Information on Session Table

Anne Krause edited this page Mar 27, 2018 · 9 revisions

In order to process incoming data, the indexer needs reading access to the file systems or folders to be ingested.

In case of carrier based volumes like floppy disks, optical disks or hard drives, you are expected to create forensically correct sector images from the physical volumes first using ddrescue or similar tools.

These images then are made available in read-only mode by the indexer using the mount-command defined in mount. (The filesystem type is irrelevant, as long as it is supported by Linux.)

The disk images are mounted to a temporary mount point (folder) specified as mountpoint.

It is also possible to work on an incoming folder without mounting a sector image first; in this case simply provide the ingest folder both as datapath and mountpoint.

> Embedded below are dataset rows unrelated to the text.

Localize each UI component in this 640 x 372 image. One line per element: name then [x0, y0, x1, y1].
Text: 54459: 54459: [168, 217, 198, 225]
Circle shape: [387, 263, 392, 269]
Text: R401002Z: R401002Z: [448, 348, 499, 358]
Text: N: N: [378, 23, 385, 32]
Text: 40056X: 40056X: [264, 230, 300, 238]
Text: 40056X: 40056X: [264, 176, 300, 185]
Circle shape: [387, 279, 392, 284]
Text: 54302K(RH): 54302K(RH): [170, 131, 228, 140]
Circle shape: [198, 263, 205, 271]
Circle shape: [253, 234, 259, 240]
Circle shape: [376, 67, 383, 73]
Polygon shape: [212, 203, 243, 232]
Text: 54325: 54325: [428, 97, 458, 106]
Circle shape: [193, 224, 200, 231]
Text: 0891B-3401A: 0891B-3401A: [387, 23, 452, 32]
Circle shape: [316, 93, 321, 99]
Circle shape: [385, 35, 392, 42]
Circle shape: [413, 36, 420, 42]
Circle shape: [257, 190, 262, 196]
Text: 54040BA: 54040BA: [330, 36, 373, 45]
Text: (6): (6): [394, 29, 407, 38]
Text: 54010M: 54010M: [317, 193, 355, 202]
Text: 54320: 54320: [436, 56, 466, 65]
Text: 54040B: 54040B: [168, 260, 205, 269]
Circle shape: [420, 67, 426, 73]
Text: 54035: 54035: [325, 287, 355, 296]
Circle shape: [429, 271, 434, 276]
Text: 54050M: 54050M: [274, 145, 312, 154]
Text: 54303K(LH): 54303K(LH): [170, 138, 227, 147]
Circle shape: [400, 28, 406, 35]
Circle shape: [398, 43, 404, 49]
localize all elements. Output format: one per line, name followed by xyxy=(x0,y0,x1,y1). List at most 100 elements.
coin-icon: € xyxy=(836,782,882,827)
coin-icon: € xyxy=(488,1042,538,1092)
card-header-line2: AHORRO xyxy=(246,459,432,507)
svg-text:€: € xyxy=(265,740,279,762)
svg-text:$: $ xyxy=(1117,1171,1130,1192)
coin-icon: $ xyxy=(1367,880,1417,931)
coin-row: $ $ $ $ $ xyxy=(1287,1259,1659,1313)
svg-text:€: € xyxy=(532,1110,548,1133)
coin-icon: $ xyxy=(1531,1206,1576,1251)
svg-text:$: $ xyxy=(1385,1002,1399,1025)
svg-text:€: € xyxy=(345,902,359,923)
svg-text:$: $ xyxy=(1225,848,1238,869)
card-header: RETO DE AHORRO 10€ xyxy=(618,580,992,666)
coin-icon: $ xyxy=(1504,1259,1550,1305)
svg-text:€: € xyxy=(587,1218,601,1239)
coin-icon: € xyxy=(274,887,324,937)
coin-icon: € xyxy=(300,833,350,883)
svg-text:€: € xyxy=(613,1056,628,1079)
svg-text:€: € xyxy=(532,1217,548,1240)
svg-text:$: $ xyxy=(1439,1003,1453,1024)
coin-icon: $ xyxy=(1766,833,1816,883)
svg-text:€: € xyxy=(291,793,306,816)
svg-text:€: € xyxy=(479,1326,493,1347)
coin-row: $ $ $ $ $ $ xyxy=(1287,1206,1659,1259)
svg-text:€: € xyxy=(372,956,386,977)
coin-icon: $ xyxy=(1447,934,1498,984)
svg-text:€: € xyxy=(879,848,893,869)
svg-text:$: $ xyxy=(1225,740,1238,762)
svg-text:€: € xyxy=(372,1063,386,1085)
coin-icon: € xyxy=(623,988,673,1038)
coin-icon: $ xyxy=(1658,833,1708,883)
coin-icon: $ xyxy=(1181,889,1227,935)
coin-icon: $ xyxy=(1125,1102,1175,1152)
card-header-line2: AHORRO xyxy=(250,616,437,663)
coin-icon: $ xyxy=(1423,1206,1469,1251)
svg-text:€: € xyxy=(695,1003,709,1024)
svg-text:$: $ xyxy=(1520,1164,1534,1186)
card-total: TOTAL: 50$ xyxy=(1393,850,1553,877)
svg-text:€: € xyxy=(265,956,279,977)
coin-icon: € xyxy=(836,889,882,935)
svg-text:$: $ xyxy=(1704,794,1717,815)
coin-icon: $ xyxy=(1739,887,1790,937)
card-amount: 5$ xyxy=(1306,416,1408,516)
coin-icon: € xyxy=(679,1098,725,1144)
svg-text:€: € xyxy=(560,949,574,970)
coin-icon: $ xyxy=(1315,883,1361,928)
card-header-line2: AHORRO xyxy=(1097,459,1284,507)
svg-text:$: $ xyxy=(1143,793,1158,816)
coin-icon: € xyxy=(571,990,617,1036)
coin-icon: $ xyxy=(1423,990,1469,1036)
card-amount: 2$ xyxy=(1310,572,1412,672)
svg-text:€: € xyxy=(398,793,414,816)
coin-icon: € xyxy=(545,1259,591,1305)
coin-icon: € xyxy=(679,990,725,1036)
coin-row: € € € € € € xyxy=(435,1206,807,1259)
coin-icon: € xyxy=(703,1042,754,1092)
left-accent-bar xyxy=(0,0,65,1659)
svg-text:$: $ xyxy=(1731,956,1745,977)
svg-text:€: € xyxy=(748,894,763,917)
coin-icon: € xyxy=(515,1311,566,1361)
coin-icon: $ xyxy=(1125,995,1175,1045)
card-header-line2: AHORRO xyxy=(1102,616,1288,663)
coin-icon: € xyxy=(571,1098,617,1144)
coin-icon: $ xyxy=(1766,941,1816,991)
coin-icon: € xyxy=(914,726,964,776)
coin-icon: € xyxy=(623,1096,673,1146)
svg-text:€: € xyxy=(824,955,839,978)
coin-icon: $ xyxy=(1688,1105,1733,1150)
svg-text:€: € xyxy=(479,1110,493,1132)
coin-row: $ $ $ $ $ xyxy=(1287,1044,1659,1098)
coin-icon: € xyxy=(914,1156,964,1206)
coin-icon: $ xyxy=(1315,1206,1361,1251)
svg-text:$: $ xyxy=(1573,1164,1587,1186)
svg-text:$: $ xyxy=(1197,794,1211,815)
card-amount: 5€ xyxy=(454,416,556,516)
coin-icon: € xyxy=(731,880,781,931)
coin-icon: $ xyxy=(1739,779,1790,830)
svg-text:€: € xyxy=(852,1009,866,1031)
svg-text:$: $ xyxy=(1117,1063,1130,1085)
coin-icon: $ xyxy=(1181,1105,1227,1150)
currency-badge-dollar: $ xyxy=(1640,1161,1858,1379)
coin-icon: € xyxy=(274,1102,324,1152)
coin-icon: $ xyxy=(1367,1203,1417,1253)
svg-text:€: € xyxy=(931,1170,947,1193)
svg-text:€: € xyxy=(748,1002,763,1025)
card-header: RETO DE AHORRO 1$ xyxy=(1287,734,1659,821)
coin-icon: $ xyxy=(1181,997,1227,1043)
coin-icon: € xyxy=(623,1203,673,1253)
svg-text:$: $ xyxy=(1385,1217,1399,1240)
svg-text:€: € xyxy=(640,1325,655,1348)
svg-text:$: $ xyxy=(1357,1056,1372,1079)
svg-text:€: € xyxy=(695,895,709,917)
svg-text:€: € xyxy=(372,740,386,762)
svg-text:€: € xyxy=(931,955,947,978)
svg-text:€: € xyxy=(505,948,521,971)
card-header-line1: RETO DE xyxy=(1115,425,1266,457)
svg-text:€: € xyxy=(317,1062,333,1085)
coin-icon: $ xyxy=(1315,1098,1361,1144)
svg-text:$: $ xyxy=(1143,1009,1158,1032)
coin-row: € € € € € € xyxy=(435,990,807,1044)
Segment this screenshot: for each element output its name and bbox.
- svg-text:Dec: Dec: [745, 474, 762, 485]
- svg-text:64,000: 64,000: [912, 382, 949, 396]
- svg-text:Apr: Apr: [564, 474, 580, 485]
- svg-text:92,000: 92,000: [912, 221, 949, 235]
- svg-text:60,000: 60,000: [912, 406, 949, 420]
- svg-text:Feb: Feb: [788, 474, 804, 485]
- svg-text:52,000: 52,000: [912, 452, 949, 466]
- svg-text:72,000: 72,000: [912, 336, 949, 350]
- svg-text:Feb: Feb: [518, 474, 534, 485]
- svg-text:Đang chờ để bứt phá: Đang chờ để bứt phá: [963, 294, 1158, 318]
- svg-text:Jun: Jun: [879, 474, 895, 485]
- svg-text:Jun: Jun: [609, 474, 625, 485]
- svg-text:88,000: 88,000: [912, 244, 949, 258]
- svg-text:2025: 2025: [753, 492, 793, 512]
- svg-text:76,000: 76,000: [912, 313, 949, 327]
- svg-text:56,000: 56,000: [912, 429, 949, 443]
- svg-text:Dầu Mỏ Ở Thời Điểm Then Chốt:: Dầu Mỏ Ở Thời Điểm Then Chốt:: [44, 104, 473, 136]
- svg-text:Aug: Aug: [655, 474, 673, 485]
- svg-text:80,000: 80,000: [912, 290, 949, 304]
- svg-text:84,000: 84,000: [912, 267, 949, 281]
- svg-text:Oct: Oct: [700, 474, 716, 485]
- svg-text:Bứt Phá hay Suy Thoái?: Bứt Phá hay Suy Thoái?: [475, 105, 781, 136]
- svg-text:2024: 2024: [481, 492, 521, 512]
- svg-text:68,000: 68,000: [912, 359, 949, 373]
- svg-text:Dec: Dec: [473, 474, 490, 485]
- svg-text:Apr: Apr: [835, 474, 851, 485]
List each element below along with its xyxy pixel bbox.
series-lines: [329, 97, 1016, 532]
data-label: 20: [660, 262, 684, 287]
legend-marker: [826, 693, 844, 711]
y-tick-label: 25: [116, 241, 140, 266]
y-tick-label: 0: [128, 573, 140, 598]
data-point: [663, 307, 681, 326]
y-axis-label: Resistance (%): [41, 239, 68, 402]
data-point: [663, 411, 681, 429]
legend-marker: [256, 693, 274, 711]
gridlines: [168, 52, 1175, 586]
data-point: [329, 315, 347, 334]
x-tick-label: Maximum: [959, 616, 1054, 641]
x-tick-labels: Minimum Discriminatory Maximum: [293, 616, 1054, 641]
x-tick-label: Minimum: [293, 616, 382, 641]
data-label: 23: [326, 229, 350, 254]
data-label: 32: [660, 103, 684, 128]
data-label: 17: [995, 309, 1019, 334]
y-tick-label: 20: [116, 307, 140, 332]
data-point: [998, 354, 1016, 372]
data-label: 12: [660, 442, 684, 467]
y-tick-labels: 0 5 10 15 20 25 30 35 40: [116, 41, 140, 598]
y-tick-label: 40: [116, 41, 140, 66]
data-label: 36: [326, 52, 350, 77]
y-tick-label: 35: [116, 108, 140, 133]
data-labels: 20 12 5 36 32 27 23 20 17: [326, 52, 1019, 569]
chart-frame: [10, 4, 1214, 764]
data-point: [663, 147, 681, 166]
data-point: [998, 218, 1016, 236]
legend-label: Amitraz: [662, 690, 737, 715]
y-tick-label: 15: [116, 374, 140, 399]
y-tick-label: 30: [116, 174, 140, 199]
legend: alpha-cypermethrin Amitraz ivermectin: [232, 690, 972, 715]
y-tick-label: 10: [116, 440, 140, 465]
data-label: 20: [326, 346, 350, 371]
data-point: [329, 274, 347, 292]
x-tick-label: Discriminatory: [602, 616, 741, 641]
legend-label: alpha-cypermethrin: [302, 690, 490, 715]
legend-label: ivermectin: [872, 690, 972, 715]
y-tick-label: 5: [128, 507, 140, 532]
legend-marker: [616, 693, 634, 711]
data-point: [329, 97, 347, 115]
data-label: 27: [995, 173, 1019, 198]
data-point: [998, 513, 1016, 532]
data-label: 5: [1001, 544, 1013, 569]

Incoming volumes or folders are called “Sessions” by the indexer. All basic information about the sessions will be held in the “session table” with the following contents.

bestandid

This unique collection ID is for multitenancy. You can add as many multiple tenants as you need for your indexer projects.

sessionid

The indexer needs a unique “session ID” for every incoming volume or data package. Most indexer scripts take a sessionid as an argument to work on.

name

If you already have a numbering or naming scheme for your volumes, you can name them here.

datapath

The full qualified path (including absolute folder hierarchy, filename and extension) of a sector image to be mounted or the full qualified path of an incoming folder to work on.

localpath

The localpath is an internal base path where the indexer-software saves a copy of all incoming data using an artificial name. It includes the bestandid and the group.

mountpoint

Temporary mount point for sector images (like /mnt) or identical to datapath in case of a file based ingest.

mount

The column mount represents the complete command line for mounting an image, including any options. Placeholders $$IMAGE$$ and $$MOUNTPOINT$$ can be used for the content of datapath and mountpoint. If no image must be mounted leave this field blank.

umount

The umount column represents the complete command line for un-mounting an image, including any options. The placeholder $$MOUNTPOINT$$ can be used for the content of mountpoint. If no image must be mounted and unmounted, leave this field blank.

fscharset

This column represents the character set of the incoming filesystem.

description

This is an optional column for further describing your volumes.

group

In the group column you additionally specify the class of the volume to build large groups like “fd” for floppy disks, “od” for optical disks or “hd” for hard drives. Most indexer scripts which take a sessionid as an argument also accept a group name to work on a set of sessions/volumes.

solrpath

Points to the solrcore.

solrtime

Indicates the time at which the session’s metadata was transferred into SOLR.

ingesttime

Indicates the time when the volume was successfully ingested into the file table with recurse.php.

ignore

You can exclude volumes from being processed by entering a “1” into the ignore column. Useful for bad volumes which cannot be mounted successfully.